A small device to turn one IR remote control's power signal into another's.
Complied 3D model for the enclosure
sla - 36.91 kB - 08/29/2017 at 15:39
OpenSCAD source for the enclosure
x-openscad - 2.46 kB - 08/29/2017 at 15:39
I modeled an enclosure yesterday evening, and much to my surprise, everything fit perfectly on the first try!
The IR LED fits through a large hole allowing it to be aimed anywhere from horizontal to vertical. There's a small window for the IR receiver, and a light pipe made from a piece of 1.75 mm T-Glase filament to show the green LED (simulated in the picture; the camera flash completely washed it out). The USB cable is only used to provide power. The two halves of the enclosure just friction-fit together, so it's easy to get the guts out for re-programming if I ever need to.

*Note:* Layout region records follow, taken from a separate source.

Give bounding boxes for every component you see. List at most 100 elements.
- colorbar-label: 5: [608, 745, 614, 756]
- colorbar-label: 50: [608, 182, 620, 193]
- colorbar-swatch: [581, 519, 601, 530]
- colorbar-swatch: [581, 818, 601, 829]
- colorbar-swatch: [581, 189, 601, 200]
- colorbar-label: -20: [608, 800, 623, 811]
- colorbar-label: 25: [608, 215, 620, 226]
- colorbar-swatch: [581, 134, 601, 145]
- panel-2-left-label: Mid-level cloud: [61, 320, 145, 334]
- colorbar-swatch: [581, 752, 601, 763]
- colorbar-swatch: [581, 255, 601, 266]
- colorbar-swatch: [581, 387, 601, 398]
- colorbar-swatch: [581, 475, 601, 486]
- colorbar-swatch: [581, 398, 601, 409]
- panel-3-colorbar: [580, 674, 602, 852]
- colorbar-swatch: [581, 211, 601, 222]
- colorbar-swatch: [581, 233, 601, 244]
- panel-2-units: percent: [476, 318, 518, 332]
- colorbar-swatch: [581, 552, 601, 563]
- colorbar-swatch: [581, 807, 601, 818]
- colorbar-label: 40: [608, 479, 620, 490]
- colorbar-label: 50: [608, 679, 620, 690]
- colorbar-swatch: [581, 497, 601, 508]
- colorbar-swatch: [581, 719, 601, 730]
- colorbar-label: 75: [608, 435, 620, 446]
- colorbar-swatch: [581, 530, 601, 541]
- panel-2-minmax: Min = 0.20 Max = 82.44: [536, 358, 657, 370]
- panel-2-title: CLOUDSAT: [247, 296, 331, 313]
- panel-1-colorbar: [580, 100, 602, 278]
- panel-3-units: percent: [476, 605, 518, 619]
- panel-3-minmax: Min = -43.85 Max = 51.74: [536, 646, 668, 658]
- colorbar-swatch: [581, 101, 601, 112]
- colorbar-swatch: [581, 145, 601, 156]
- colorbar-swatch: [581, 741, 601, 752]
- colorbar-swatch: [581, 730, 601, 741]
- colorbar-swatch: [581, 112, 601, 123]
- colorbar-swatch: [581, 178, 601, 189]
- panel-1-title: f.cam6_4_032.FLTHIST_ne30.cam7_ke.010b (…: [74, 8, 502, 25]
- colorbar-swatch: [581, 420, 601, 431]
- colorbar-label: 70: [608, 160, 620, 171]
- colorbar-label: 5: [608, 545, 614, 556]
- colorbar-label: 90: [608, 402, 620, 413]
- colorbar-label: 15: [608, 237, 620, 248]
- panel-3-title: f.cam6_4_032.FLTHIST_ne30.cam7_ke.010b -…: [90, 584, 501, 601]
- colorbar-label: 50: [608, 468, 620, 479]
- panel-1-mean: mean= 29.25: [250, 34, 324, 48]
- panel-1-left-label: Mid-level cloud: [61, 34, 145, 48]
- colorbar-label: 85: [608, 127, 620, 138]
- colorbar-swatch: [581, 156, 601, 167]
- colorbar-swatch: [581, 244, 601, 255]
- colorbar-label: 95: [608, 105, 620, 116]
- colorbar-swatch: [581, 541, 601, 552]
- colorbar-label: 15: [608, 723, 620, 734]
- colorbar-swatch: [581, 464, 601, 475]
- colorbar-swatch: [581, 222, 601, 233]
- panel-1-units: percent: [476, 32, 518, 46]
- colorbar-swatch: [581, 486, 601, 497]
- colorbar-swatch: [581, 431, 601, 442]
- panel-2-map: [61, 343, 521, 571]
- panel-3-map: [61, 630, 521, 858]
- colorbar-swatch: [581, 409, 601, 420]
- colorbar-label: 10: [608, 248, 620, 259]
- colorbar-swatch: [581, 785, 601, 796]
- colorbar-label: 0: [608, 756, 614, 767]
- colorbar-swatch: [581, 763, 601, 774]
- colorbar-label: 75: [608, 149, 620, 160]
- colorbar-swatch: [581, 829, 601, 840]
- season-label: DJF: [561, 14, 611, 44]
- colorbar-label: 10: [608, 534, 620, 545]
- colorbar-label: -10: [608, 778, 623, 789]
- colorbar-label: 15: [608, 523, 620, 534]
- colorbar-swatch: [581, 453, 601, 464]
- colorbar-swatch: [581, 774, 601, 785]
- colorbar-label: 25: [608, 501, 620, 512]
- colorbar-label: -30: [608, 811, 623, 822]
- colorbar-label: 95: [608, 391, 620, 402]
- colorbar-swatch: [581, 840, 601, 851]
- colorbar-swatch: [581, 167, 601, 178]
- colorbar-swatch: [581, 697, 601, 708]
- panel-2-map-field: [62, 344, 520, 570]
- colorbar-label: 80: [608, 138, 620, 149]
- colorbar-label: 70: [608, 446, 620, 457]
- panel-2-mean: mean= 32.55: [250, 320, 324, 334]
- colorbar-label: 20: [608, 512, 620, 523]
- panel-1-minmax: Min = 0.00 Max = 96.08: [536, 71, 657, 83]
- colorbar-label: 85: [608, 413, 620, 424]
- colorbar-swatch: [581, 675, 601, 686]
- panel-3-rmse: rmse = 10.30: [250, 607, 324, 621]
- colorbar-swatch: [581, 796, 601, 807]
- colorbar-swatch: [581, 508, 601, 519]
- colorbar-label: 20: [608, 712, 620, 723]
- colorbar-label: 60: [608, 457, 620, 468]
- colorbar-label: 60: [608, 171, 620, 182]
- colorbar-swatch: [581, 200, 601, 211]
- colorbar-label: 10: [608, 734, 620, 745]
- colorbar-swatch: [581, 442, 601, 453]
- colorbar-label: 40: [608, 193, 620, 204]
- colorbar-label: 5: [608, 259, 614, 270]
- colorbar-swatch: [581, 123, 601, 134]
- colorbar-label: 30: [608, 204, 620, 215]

I could go a bit further with this project, designing a circuit board and writing complete build instructions. But I really don't know if anyone else wants a device like this, since usually a universal remote control is a perfectly good solution for consolidating several remotes into one. So unless I see strong interest in polishing up this project further, I'll just call it complete.
I ordered parts to build this thing more permanently, and they arrived today. The IR receiver is a TSOP38238, which works on 3.3 V (no more dropping diodes!), and the LED is a TSAL6400, which has known specs allowing me to calculate the right resistor to get about 20 mA (roughly 120 Ω).

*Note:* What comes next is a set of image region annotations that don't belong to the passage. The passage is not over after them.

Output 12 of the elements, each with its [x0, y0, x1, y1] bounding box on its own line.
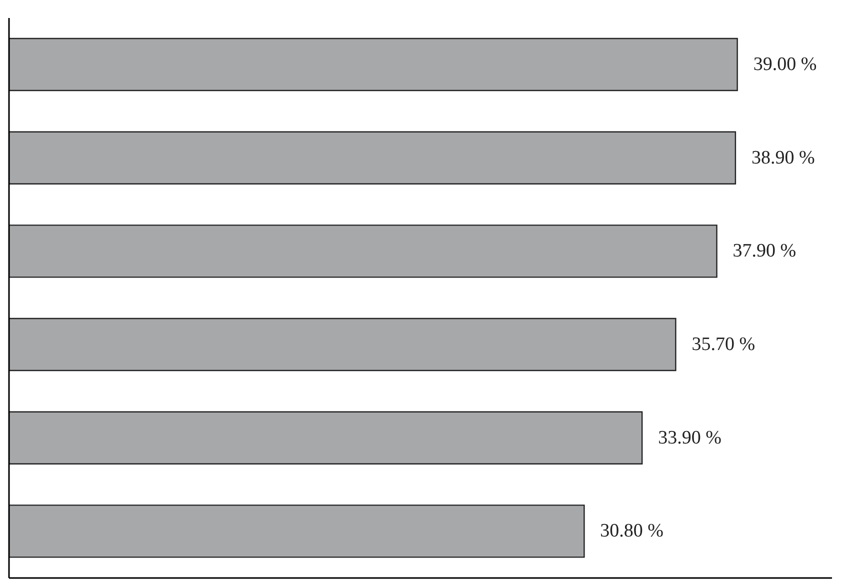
data-label: 38.90 %: [751, 147, 815, 168]
bar: [9, 318, 676, 372]
bar: [9, 131, 736, 184]
bar: [9, 504, 585, 558]
data-label: 37.90 %: [732, 240, 796, 262]
bar: [9, 224, 718, 278]
data-label: 33.90 %: [658, 427, 722, 448]
data-label: 39.00 %: [753, 54, 817, 76]
data-label: 35.70 %: [692, 334, 756, 356]
bar: [9, 38, 738, 92]
bar: [9, 411, 643, 464]
data-label: 30.80 %: [600, 520, 664, 542]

Now all that's left to do is make an enclosure for it. I'll be sure to leave a nice big hole for the LED to fit through, so its leads can be bent to aim at the TV's IR receiver.
Yesterday I found a minor bug in the firmware. When the translator saw the NEC power signal, then saw some other signal before the receiver stopped seeing anything, an odd state was reached. The translator would have its LED stuck on, and it would never transmit the RC5 power signal. I looked into it today, and found the cause. Every time a code was received, we checked that the signal was still correct. If it wasn't, the LED wasn't turned off and nothing was transmitted. Therefore, the last code in a burst had to be correct for translation to be completed. That's not the best behavior though, since once we've seen a power code we know the button has been pressed, so we should transmit as soon as we can. The fix was very simple, and has been pushed to the repository.

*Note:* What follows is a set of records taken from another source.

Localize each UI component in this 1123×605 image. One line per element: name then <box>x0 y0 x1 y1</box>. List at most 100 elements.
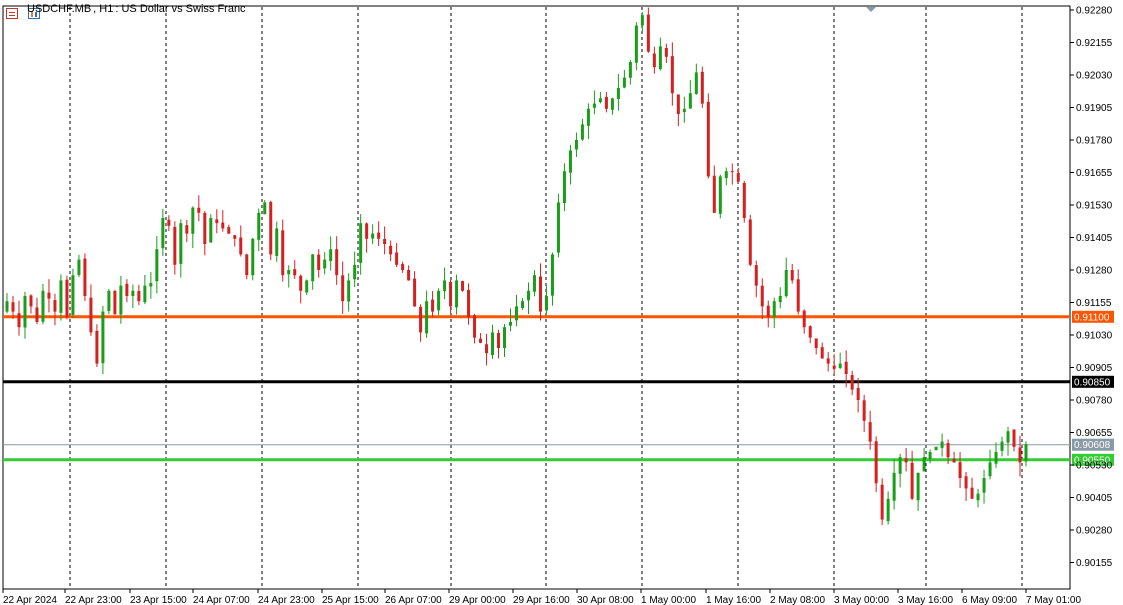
candle-body <box>580 124 584 140</box>
candle-body <box>83 258 87 296</box>
candlestick-series <box>5 7 1028 526</box>
candle-body <box>197 207 201 213</box>
candle-body <box>712 175 716 213</box>
candle-body <box>820 347 824 359</box>
candle-body <box>185 225 189 234</box>
x-tick-label: 30 Apr 08:00 <box>577 595 634 605</box>
candle-body <box>47 292 51 299</box>
candle-body <box>509 322 513 326</box>
candle-body <box>940 441 944 448</box>
x-tick-label: 29 Apr 16:00 <box>513 595 570 605</box>
level-price-tag <box>1072 438 1114 451</box>
table-icon[interactable] <box>6 8 18 19</box>
candle-body <box>868 422 872 442</box>
candle-body <box>880 484 884 520</box>
candle-body <box>203 212 207 244</box>
candle-body <box>365 223 369 239</box>
plot-area[interactable] <box>2 5 1071 590</box>
candle-body <box>766 305 770 317</box>
candle-body <box>239 237 243 255</box>
candle-body <box>221 222 225 229</box>
candle-body <box>1018 447 1022 463</box>
candle-body <box>473 315 477 338</box>
candle-body <box>491 332 495 356</box>
candle-body <box>23 296 27 328</box>
candle-body <box>101 311 105 364</box>
candle-body <box>353 264 357 280</box>
candle-body <box>976 493 980 501</box>
y-tick-label: 0.91280 <box>1076 266 1113 277</box>
candle-body <box>988 462 992 477</box>
candle-body <box>149 283 153 287</box>
candle-body <box>526 290 530 301</box>
candle-body <box>167 219 171 226</box>
candle-body <box>916 472 920 501</box>
candle-body <box>934 446 938 451</box>
candle-body <box>287 270 291 275</box>
candle-body <box>802 310 806 328</box>
candle-body <box>574 140 578 150</box>
candle-body <box>89 297 93 333</box>
candle-body <box>179 223 183 264</box>
x-tick-label: 1 May 00:00 <box>641 595 696 605</box>
candle-body <box>736 172 740 182</box>
candle-body <box>485 344 489 354</box>
candle-body <box>431 299 435 312</box>
candle-body <box>41 290 45 322</box>
candle-body <box>269 201 273 255</box>
candle-body <box>35 307 39 322</box>
candle-body <box>449 282 453 307</box>
candle-body <box>796 279 800 312</box>
candle-body <box>455 280 459 308</box>
x-tick-label: 6 May 09:00 <box>962 595 1017 605</box>
candle-body <box>946 443 950 458</box>
candle-body <box>904 458 908 463</box>
bar-chart-icon[interactable] <box>28 8 40 19</box>
candle-body <box>401 264 405 270</box>
candle-body <box>479 338 483 343</box>
y-tick-label: 0.90405 <box>1076 493 1113 504</box>
candle-body <box>556 202 560 253</box>
candle-body <box>305 280 309 293</box>
candle-body <box>95 330 99 364</box>
candle-body <box>622 77 626 88</box>
candle-body <box>886 498 890 522</box>
candle-body <box>616 88 620 99</box>
candle-body <box>964 476 968 489</box>
y-tick-label: 0.90655 <box>1076 428 1113 439</box>
candle-body <box>970 487 974 499</box>
description-label: US Dollar vs Swiss Franc <box>121 3 246 15</box>
candle-body <box>772 301 776 317</box>
candle-body <box>784 270 788 297</box>
x-tick-label: 3 May 00:00 <box>834 595 889 605</box>
candle-body <box>790 270 794 281</box>
candle-body <box>646 14 650 52</box>
scroll-marker-icon[interactable] <box>866 7 876 12</box>
price-axis[interactable]: 0.92280 0.92155 0.92030 0.91905 0.91780 0.916… <box>1070 6 1113 570</box>
candle-body <box>670 56 674 94</box>
candle-body <box>724 171 728 179</box>
candle-body <box>1000 441 1004 451</box>
candle-body <box>143 285 147 303</box>
y-tick-label: 0.90280 <box>1076 526 1113 537</box>
y-tick-label: 0.91405 <box>1076 233 1113 244</box>
candle-body <box>29 295 33 307</box>
y-tick-label: 0.92155 <box>1076 38 1113 49</box>
candle-body <box>634 25 638 63</box>
candle-body <box>425 301 429 334</box>
time-axis[interactable]: 22 Apr 2024 22 Apr 23:00 23 Apr 15:00 24 Ap… <box>2 589 1081 605</box>
candle-body <box>682 108 686 113</box>
horizontal-levels[interactable]: 0.91100 0.90850 0.90608 0.90550 <box>3 310 1114 467</box>
candle-body <box>778 296 782 303</box>
candle-body <box>107 290 111 312</box>
candle-body <box>251 238 255 276</box>
candle-body <box>730 171 734 173</box>
level-price-text: 0.90850 <box>1074 377 1111 388</box>
y-tick-label: 0.91530 <box>1076 201 1113 212</box>
y-tick-label: 0.91905 <box>1076 103 1113 114</box>
candle-body <box>928 452 932 460</box>
candle-body <box>227 227 231 234</box>
candle-body <box>664 48 668 57</box>
candle-body <box>856 388 860 400</box>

In other news, the parts to build a more permanent unit should arrive on Monday. I'll be able to get this thing off of a breadboard, onto some perfboard, and into an enclosure!
The IR receivers I had on hand all required 5 V, so I used two diodes to get a safe level for the microcontroller. The electrical tape is just to make the power LED less obnoxious. Soon I'll buy parts specifically for this project and build it in a more permanent way, and I won't need those diodes anymore.
The last example linked above, the IR reading code, needed some work. Mr. Guglielmi reverse-engineered the NEC protocol, apparently not bothering to find out exactly what protocol he was reverse-engineering. As such, some of his timings were wrong, and his code needed a repeat signal to be sent before it sent an event telling the rest of the code that a button press had been seen.
I fixed those problems last night, and the device works pretty well now. You can check out the firmware from my Git repository, and the one C source code file says what pins are used. I might release a more formal hardware design if anyone else is interested in making a device like this.
The first step for this project was to figure out just what exactly the two remote control codes involved are. To do this, I built an ugly version of the "silver bullet".
With this new weapon at hand, I pointed a remote control at it and pressed the power button. A pretty nice signal appeared, which I recorded on the scope and analyzed.
After a bit of research, I determined that this is the NEC Infrared Transmission Protocol. With this knowledge, I easily decoded the address 0x80 and data 0x18. I'll have to listen for this signal, and transmit the other remote's power button code when it's received.
Speaking of which, what exactly is the other remote's signal? Using a similar technique, I found that it was using the RC5 Infrared Transmission Protocol. The address is 0x00, and the data is 0x0C. All the signals from this remote control seemed to be at about 106.6% of the normal speed for RC5, which interestingly made the carrier frequency 38 kHz instead of RC5's normal 36 kHz. Whether this was intentional or not, I don't know. Since this is the signal I'll be generating, I can try it both ways to see if the TV receives either one significantly more reliably.